STATE v. DANILO DENNY ARTEZ.
    176 N.W. (2d) 81.
    March 26, 1970
    No. 41412.
    
      C. Paul Jones, State Public Defender, and Robert E. Oliphant and Roberta K. Levy, Assistant State Public Defenders, for appellant.
    
      Douglas M. Head, Attorney General, George M. Scott, County Attorney, and Henry W. McCarr, Jr., and David G. Roston, Assistant County Attorneys, for respondent.
    Heard before Knutson, C. J., and Nelson, Murphy, Otis, and Theodore B. Knudson, JJ.
   Per Curiam.

This is an appeal from a conviction for carnal knowledge of a child in violation of Minn. St. 1965, § 617.02. The issues raised by defendant are (1) the sufficiency of the evidence to support a conviction, and (2) the propriety of receiving into evidence testimony concerning a laboratory test.

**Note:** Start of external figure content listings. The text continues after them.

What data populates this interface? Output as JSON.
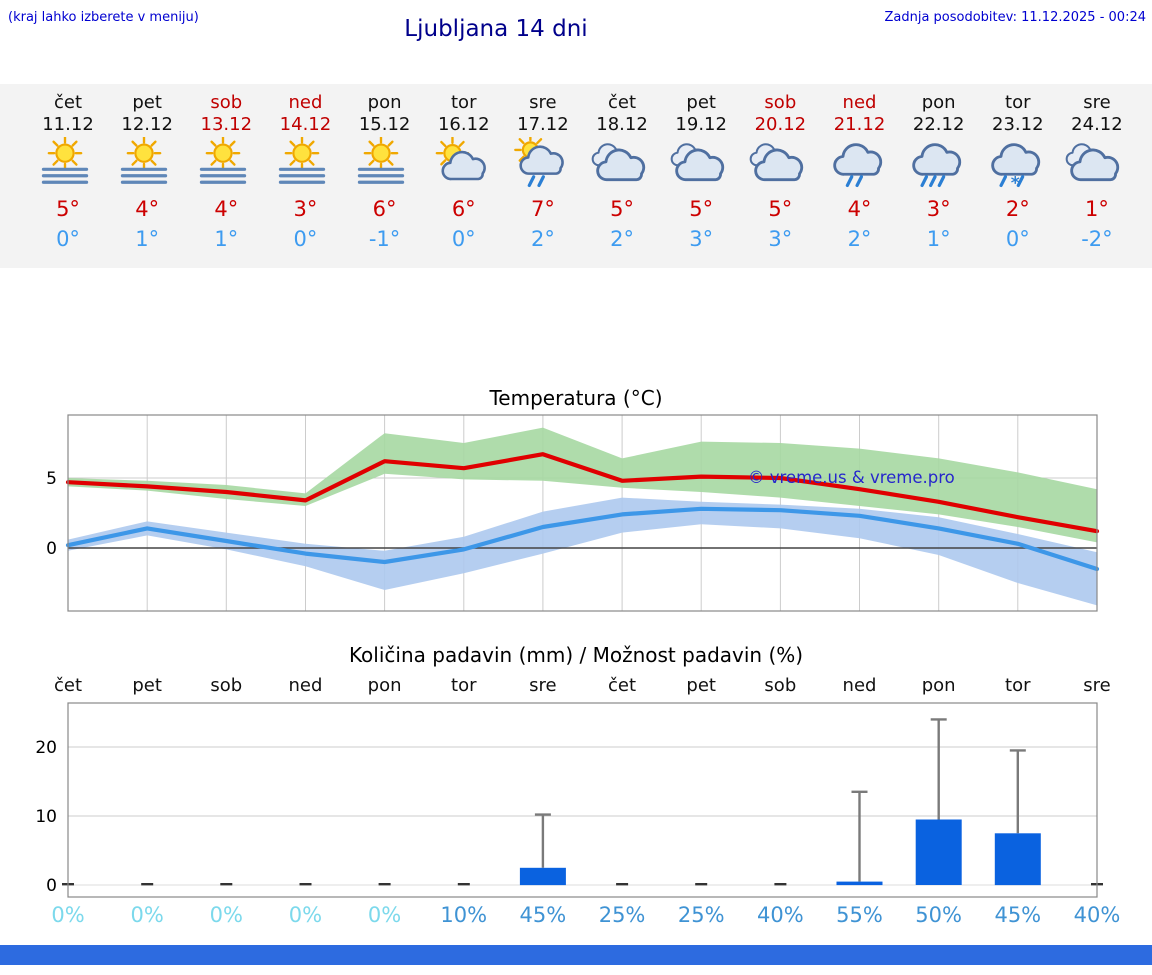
{
  "header": {
    "note": "(kraj lahko izberete v meniju)",
    "title": "Ljubljana 14 dni",
    "updated": "Zadnja posodobitev: 11.12.2025 - 00:24"
  },
  "colors": {
    "link_blue": "#0000d0",
    "title_blue": "#00008b",
    "temp_high": "#cc0000",
    "temp_low": "#3d9bf0",
    "weekend_red": "#c00000",
    "bar_blue": "#0a62e0",
    "percent_low": "#7cd9ec",
    "percent_high": "#3f93d4",
    "footer_bar": "#2d6be0",
    "watermark_blue": "#2626cc"
  },
  "forecast": {
    "days": [
      {
        "name": "čet",
        "date": "11.12",
        "weekend": false,
        "icon": "sun-fog",
        "high": "5°",
        "low": "0°"
      },
      {
        "name": "pet",
        "date": "12.12",
        "weekend": false,
        "icon": "sun-fog",
        "high": "4°",
        "low": "1°"
      },
      {
        "name": "sob",
        "date": "13.12",
        "weekend": true,
        "icon": "sun-fog",
        "high": "4°",
        "low": "1°"
      },
      {
        "name": "ned",
        "date": "14.12",
        "weekend": true,
        "icon": "sun-fog",
        "high": "3°",
        "low": "0°"
      },
      {
        "name": "pon",
        "date": "15.12",
        "weekend": false,
        "icon": "sun-fog",
        "high": "6°",
        "low": "-1°"
      },
      {
        "name": "tor",
        "date": "16.12",
        "weekend": false,
        "icon": "partly-cloudy",
        "high": "6°",
        "low": "0°"
      },
      {
        "name": "sre",
        "date": "17.12",
        "weekend": false,
        "icon": "partly-cloudy-rain",
        "high": "7°",
        "low": "2°"
      },
      {
        "name": "čet",
        "date": "18.12",
        "weekend": false,
        "icon": "cloudy",
        "high": "5°",
        "low": "2°"
      },
      {
        "name": "pet",
        "date": "19.12",
        "weekend": false,
        "icon": "cloudy",
        "high": "5°",
        "low": "3°"
      },
      {
        "name": "sob",
        "date": "20.12",
        "weekend": true,
        "icon": "cloudy",
        "high": "5°",
        "low": "3°"
      },
      {
        "name": "ned",
        "date": "21.12",
        "weekend": true,
        "icon": "rain-light",
        "high": "4°",
        "low": "2°"
      },
      {
        "name": "pon",
        "date": "22.12",
        "weekend": false,
        "icon": "rain",
        "high": "3°",
        "low": "1°"
      },
      {
        "name": "tor",
        "date": "23.12",
        "weekend": false,
        "icon": "sleet",
        "high": "2°",
        "low": "0°"
      },
      {
        "name": "sre",
        "date": "24.12",
        "weekend": false,
        "icon": "cloudy",
        "high": "1°",
        "low": "-2°"
      }
    ]
  },
  "chart_data": [
    {
      "type": "line",
      "title": "Temperatura (°C)",
      "watermark": "© vreme.us & vreme.pro",
      "categories": [
        "čet 11.12",
        "pet 12.12",
        "sob 13.12",
        "ned 14.12",
        "pon 15.12",
        "tor 16.12",
        "sre 17.12",
        "čet 18.12",
        "pet 19.12",
        "sob 20.12",
        "ned 21.12",
        "pon 22.12",
        "tor 23.12",
        "sre 24.12"
      ],
      "yticks": [
        0,
        5
      ],
      "ylim": [
        -4.5,
        9.5
      ],
      "grid": true,
      "series": [
        {
          "name": "max-temperature",
          "color": "#e00000",
          "values": [
            4.7,
            4.4,
            4.0,
            3.4,
            6.2,
            5.7,
            6.7,
            4.8,
            5.1,
            5.0,
            4.2,
            3.3,
            2.2,
            1.2
          ]
        },
        {
          "name": "min-temperature",
          "color": "#3d97e8",
          "values": [
            0.2,
            1.4,
            0.5,
            -0.4,
            -1.0,
            -0.1,
            1.5,
            2.4,
            2.8,
            2.7,
            2.3,
            1.4,
            0.3,
            -1.5
          ]
        }
      ],
      "bands": [
        {
          "name": "max-range",
          "color": "#a6d8a2",
          "upper": [
            5.0,
            4.8,
            4.5,
            3.9,
            8.2,
            7.5,
            8.6,
            6.4,
            7.6,
            7.5,
            7.1,
            6.4,
            5.4,
            4.2
          ],
          "lower": [
            4.4,
            4.1,
            3.5,
            3.0,
            5.3,
            4.9,
            4.8,
            4.3,
            4.0,
            3.6,
            3.0,
            2.4,
            1.5,
            0.4
          ]
        },
        {
          "name": "min-range",
          "color": "#adc9ee",
          "upper": [
            0.6,
            1.9,
            1.1,
            0.3,
            -0.2,
            0.8,
            2.6,
            3.6,
            3.3,
            3.1,
            2.8,
            2.2,
            1.0,
            -0.3
          ],
          "lower": [
            -0.2,
            0.9,
            -0.1,
            -1.3,
            -3.0,
            -1.8,
            -0.4,
            1.1,
            1.7,
            1.4,
            0.7,
            -0.5,
            -2.5,
            -4.1
          ]
        }
      ]
    },
    {
      "type": "bar",
      "title": "Količina padavin (mm) / Možnost padavin (%)",
      "categories": [
        "čet",
        "pet",
        "sob",
        "ned",
        "pon",
        "tor",
        "sre",
        "čet",
        "pet",
        "sob",
        "ned",
        "pon",
        "tor",
        "sre"
      ],
      "values_mm": [
        0,
        0,
        0,
        0,
        0,
        0,
        2.5,
        0,
        0,
        0,
        0.5,
        9.5,
        7.5,
        0
      ],
      "whisker_max_mm": [
        0,
        0,
        0,
        0,
        0,
        0,
        10.2,
        0,
        0,
        0,
        13.5,
        24,
        19.5,
        0
      ],
      "probability_pct": [
        0,
        0,
        0,
        0,
        0,
        10,
        45,
        25,
        25,
        40,
        55,
        50,
        45,
        40
      ],
      "yticks": [
        0,
        10,
        20
      ],
      "ylim": [
        0,
        26.4
      ]
    }
  ]
}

At the time of the offense, Margaret, the victim, was 14 years of age, and defendant 81 years old. Margaret testified that on March 24, 1967, she was employed by defendant in a magazine publication business. On that day he persuaded her to accompany him to a residence where he insisted she don a bathing suit and pose as a model. While she was dressing, he seized her and threatened to choke her if she resisted his act of intercourse with her. In the process he inflicted bruises on her arm and left marks on her neck. Thereafter, defendant and Margaret were driven back to the office by another employee. She remained there for some time and arrived home about 7 p. m. Without advising her parents of what had transpired, she left after dinner to babysit for the evening. Her first complaint to a parent occurred the next morning. She was thereupon examined at Hennepin County General Hospital where a laboratory test revealed “numerous nonmotile sperm cells present.” Bruises were found on Margaret’s right arm and over her left clavicle. Her hymen was intact.

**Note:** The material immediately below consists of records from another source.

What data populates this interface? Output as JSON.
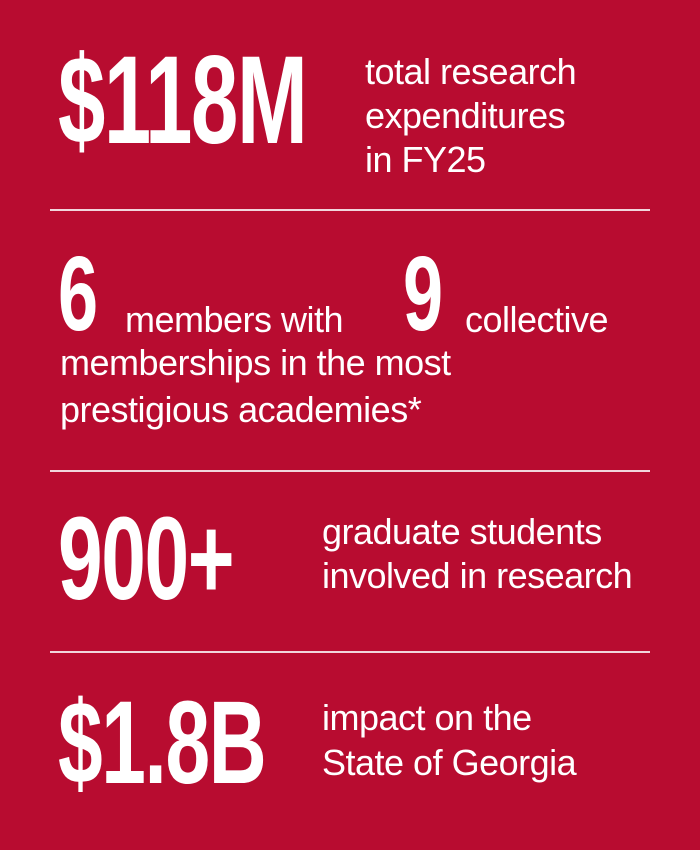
{
  "stats": [
    {
      "value": "$118M",
      "lines": [
        "total research",
        "expenditures",
        "in FY25"
      ]
    },
    {
      "value_a": "6",
      "text_a": "members with",
      "value_b": "9",
      "text_b": "collective",
      "lines": [
        "memberships in the most",
        "prestigious academies*"
      ]
    },
    {
      "value": "900+",
      "lines": [
        "graduate students",
        "involved in research"
      ]
    },
    {
      "value": "$1.8B",
      "lines": [
        "impact on the",
        "State of Georgia"
      ]
    }
  ],
  "colors": {
    "background": "#B80C30",
    "text": "#FFFFFF"
  }
}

In prosecutions for sexual violation of minors, we have stressed the importance of corroboration. State v. Anderson, 272 Minn. 384, 137 N. W. (2d) 781; State v. Butenhoff, 279 Minn. 177, 155 N. W. (2d) 894. While the failure of a victim to complain is of critical significance in a prosecution for rape where it is accomplished by violence or threat of violence, such proof is not essential where as here defendant is charged only with carnal knowledge of a child. It was the jury’s prerogative to discredit her claim of violence and treat it as a fabricated justification for illicit, voluntary intercourse. If there was consent as the charge alleged, it would be more natural to conceal the illicit relationship than to reveal it. In any case, these were questions which the jury could decide either way.

The corroboration in the instant case is not strong, but we believe it is adequate to support a conviction. Not only did defendant have an opportunity to commit the offense but the medical testimony confirms the fact that force was used. While Margaret’s disclosure to her family was tardy, it did occur the following day.

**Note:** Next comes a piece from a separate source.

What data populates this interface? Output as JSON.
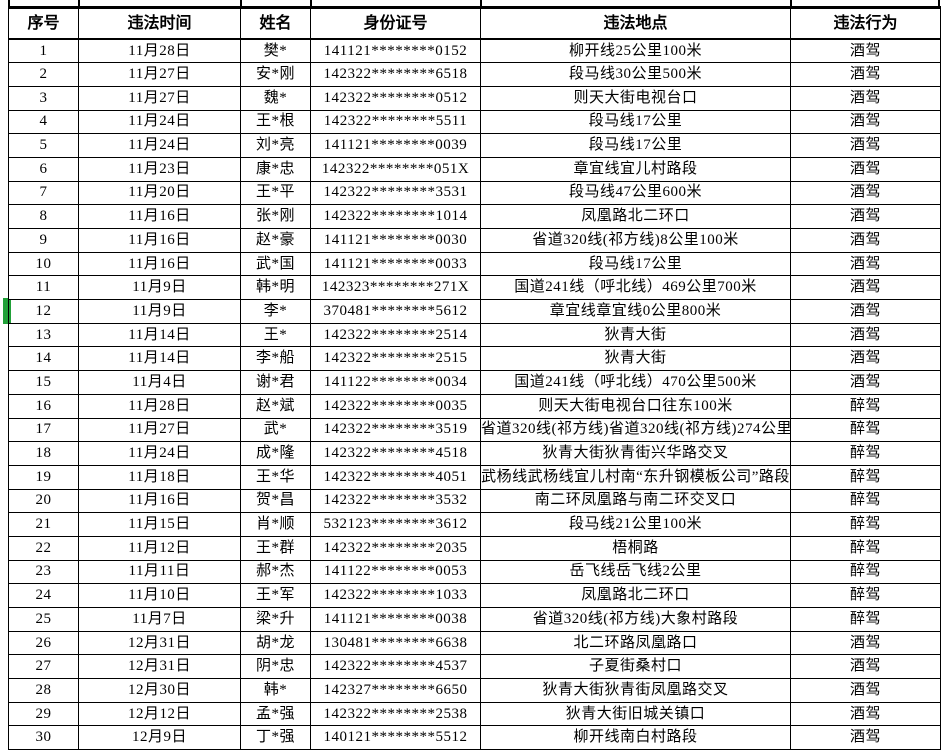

With respect to the admissibility of the laboratory test, it is enough to say that the objection was based on remoteness. No question of foundation or hearsay was presented. The doctor who examined Margaret confirmed the presence of bruises and interpreted the laboratory test to establish that she had had sexual intercourse within a period of 72 hours of the time the test was taken. We do not accept the contention that under these circumstances the court had a duty sua sponte to exclude the results of the test without proper objection, merely because the state did not show how the test was conducted.

Affirmed. 
      
       Repealed by L. 1967, c. 507, § 12.